In 2001, a team from the Mayo Clinic in Jacksonville reported in Science that the addition of beta-amyloid to the brains of such mice makes the tau-based tangles more intense and widespread. “There’s good evidence that plaques and tangles are on the same pathway, with plaques actually causing tangles,” says Sam Gandy, a neurologist at Mount Sinai School of Medicine who chairs the Alzheimer's Association’s Medical and Scientific Advisory Council.

Karen Duff, an Alzheimer’s researcher at Columbia University who has worked with amyloid- and tau-producing mouse models, notes that there is also evidence to suggest that the process can continue on its own, once harmful forms of tau have appeared. “If tau is not reduced in the amyloid targeting approach, tangles may increase,” she says.

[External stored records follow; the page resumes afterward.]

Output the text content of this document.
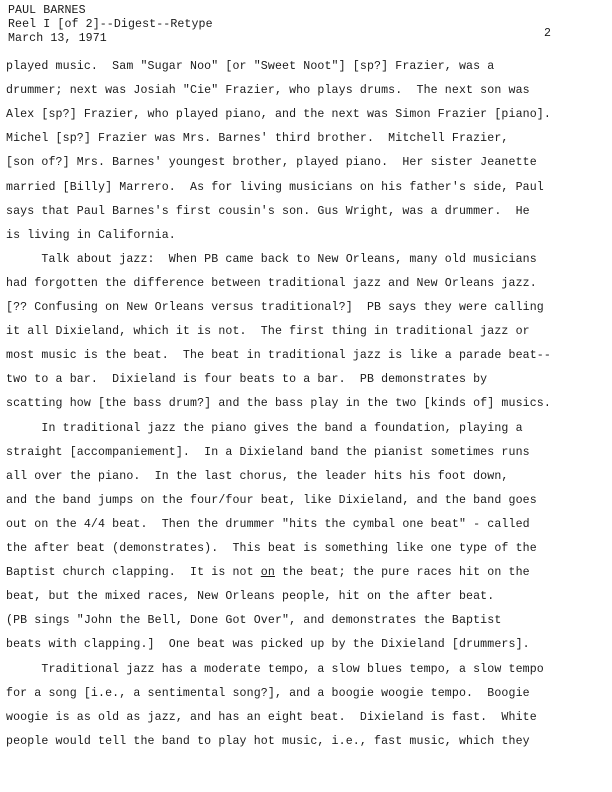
PAUL BARNES
Reel I [of 2]--Digest--Retype
March 13, 1971	2
played music.  Sam "Sugar Noo" [or "Sweet Noot"] [sp?] Frazier, was a
drummer; next was Josiah "Cie" Frazier, who plays drums.  The next son was
Alex [sp?] Frazier, who played piano, and the next was Simon Frazier [piano].
Michel [sp?] Frazier was Mrs. Barnes' third brother.  Mitchell Frazier,
[son of?] Mrs. Barnes' youngest brother, played piano.  Her sister Jeanette
married [Billy] Marrero.  As for living musicians on his father's side, Paul
says that Paul Barnes's first cousin's son. Gus Wright, was a drummer.  He
is living in California.
Talk about jazz:  When PB came back to New Orleans, many old musicians
had forgotten the difference between traditional jazz and New Orleans jazz.
[?? Confusing on New Orleans versus traditional?]  PB says they were calling
it all Dixieland, which it is not.  The first thing in traditional jazz or
most music is the beat.  The beat in traditional jazz is like a parade beat--
two to a bar.  Dixieland is four beats to a bar.  PB demonstrates by
scatting how [the bass drum?] and the bass play in the two [kinds of] musics.
In traditional jazz the piano gives the band a foundation, playing a
straight [accompaniement].  In a Dixieland band the pianist sometimes runs
all over the piano.  In the last chorus, the leader hits his foot down,
and the band jumps on the four/four beat, like Dixieland, and the band goes
out on the 4/4 beat.  Then the drummer "hits the cymbal one beat" - called
the after beat (demonstrates).  This beat is something like one type of the
Baptist church clapping.  It is not on the beat; the pure races hit on the
beat, but the mixed races, New Orleans people, hit on the after beat.
(PB sings "John the Bell, Done Got Over", and demonstrates the Baptist
beats with clapping.]  One beat was picked up by the Dixieland [drummers].
Traditional jazz has a moderate tempo, a slow blues tempo, a slow tempo
for a song [i.e., a sentimental song?], and a boogie woogie tempo.  Boogie
woogie is as old as jazz, and has an eight beat.  Dixieland is fast.  White
people would tell the band to play hot music, i.e., fast music, which they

Mouse studies suggest that early clearance of amyloid can interrupt this apparent cascade of neuronal destruction enough to reduce levels of tau. But many researchers now regard an Alzheimer’s diagnosis as a relatively late event in a decades-long disease process, which means that even aggressive amyloid clearance in newly diagnosed patients may come too late—as the pathology results from Holmes and his colleagues appear to confirm.

Gandy suggests that the best strategy may be a drug “cocktail,” in which an amyloid-clearing therapy is augmented with a therapy targeted against harmful forms of tau. “An anti-amyloid plus anti-tangle combination will be very exciting to put through a clinical trial,” he says.